O veneno produzido por uma aranha brasileira inspirou um grupo de cientistas para uma investigação a novas formas de cura do cancro. A molécula sintetizada foi testada com bons resultados em células cancerígenas, mas ainda está longe de poder ser uma arma no combate à doença que mata milhões por ano no Mundo.
O veneno da “Vitalius wacketi”, uma aranha que habita o litoral de São Paulo, no Brasil, pode ser uma das novas armas da esperança da luta contra o cancro. Cientistas do Hospital Israelita Albert Einstein e do Instituto Butantan, daquela metrópole brasileira, conseguiram isolar uma molécula, posteriormente purificada e sintetizada num composto químico, que se mostrou promissora no combate a células cancerígenas, nomeadamente da leucemia, um tipo de tumor que afeta algumas células sanguíneas.
Os estudos ainda estão numa fase preliminar, longe de se saber sequer se esta molécula poderá um dia vir a ser utilizada na luta contra o cancro. É preciso experimentar o composto em mais células e cobaias, antes de avançar para começar os testes clínicos em seres humanos, mas nos testes em laboratório, o composto mostrou resultados "importantes". Segundo os investigadores, mata as células cancerígenas por um processo chamado apoptose, mais seguro que a necrose que ocorre mos tratamentos oncológicos atuais.
"Quando ocorre a necrose, a célula sofre um colapso, o que gera uma reação inflamatória com efeitos no organismo. Já a apoptose, ou a morte programada das células, é um processo muito mais limpo”, explica o investigador do Hospital Israelita Albert Einstein, Thomaz Rocha e Silva, responsável pelos testes de ação antitumoral desta molécula. Com este processo, “a célula tumoral sinaliza o sistema imunitário que está a morrer, para que ele remova posteriormente os fragmentos celulares”, acrescentou, em declarações à BBC. “É como se as implodisse de forma controlada.”
Existem outras estratégias no mercado capazes de induzir apoptose em células cancerígenas, como os anticorpos monoclonais, por exemplo. São tecnologias que exigem grande investimento e precisam de mais tempo de produção, que chegaram ao conhecimento público durante a pandemia de SARS-CoV2, ao serem autorizados no tratamento de doentes com forma leve ou moderada de covid-19 mas com alto risco de progredir para formas graves da doença.
Processo começou há 30 anos numa expedição às florestas do litoral paulista
Segundo Thomaz Silva, esta nova molécula é pequena e o processo de síntese é simples e mais barato que os anticorpos monoclonais. “Outra vantagem é que, devido ao baixo peso molecular, é muito menos provável que haja problema de imunogenicidade – quando uma substância estranha entra no organismo provoca uma reação do sistema imunitário”, completa Pedro Ismael da Silva Junior, do Laboratório de Toxinologia Aplicada do Butantan, e outro dos cientistas que participaram nesta investigação, que começou à cerca de 30 anos, numa floresta do litoral de São Paulo.
Outro membro dessas expedições era o aracnólogo Rogério Bertani, também do Butantan, que fez estudos e reclassificações taxonómicas da “Vitalius wacketi” e outras aranhas da década de 1990 em diante. No início dos anos 2000, o bioquímico Thomaz Rocha e Silva estava a terminar a formação académica e resolveu investigar as possíveis atividades farmacológicas de algumas substâncias encontradas no veneno das espécies de aranhas encontradas naquelas expedições.

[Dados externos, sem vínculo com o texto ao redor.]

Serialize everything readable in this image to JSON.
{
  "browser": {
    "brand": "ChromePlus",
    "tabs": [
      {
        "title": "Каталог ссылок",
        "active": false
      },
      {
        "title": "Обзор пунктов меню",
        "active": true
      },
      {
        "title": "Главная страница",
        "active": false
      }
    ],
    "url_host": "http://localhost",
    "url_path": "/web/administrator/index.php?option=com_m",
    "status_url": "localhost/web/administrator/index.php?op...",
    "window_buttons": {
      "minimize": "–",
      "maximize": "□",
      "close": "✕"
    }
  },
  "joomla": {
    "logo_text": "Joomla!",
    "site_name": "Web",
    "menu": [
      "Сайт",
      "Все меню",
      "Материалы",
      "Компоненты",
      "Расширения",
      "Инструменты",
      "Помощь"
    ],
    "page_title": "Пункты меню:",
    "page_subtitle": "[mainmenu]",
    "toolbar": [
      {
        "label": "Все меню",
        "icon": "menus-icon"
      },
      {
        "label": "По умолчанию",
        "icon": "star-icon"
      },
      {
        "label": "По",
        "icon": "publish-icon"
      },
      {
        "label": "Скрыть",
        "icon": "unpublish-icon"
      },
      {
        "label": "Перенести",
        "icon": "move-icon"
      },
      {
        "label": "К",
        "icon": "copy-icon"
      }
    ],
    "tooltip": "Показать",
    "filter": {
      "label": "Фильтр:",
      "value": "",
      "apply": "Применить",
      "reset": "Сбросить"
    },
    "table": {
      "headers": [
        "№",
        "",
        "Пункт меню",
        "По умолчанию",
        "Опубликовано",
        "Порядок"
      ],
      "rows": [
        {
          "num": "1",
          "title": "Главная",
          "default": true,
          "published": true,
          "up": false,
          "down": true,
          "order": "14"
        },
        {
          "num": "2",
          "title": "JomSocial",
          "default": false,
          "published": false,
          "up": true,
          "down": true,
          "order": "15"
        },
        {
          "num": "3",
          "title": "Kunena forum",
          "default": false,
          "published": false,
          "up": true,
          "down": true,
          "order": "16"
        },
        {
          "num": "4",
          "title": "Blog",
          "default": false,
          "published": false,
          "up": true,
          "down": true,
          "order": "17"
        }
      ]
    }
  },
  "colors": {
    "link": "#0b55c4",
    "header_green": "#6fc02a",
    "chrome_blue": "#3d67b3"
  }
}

"Alguns dos aracnídeos surgiram há 300 ou 350 milhões de anos, e os trabalhos mostram que eles mudaram muito pouco desde então", argumenta Pedro Silva Junior. "Para sobreviver a esses milhões de anos, certamente desenvolveram estratégias para protegê-los das ameaças de ambientes inóspitos", acrescentou o investigador do Butantan.
"Ao estudar aranhas do género Vitalius, encontramos no veneno uma atividade neuromuscular. Fomos atrás da toxina responsável por esse efeito, que era uma poliamina grande e instável", lembra Thomaz Silva. A investigação foi publicada em jornais académicos, mas não gerou interesse comercial e o projeto ficou esquecido, até que um aluno daquele bioquímico do Hospital Einstein quis estudar o potencial citotóxico daqueles venenos.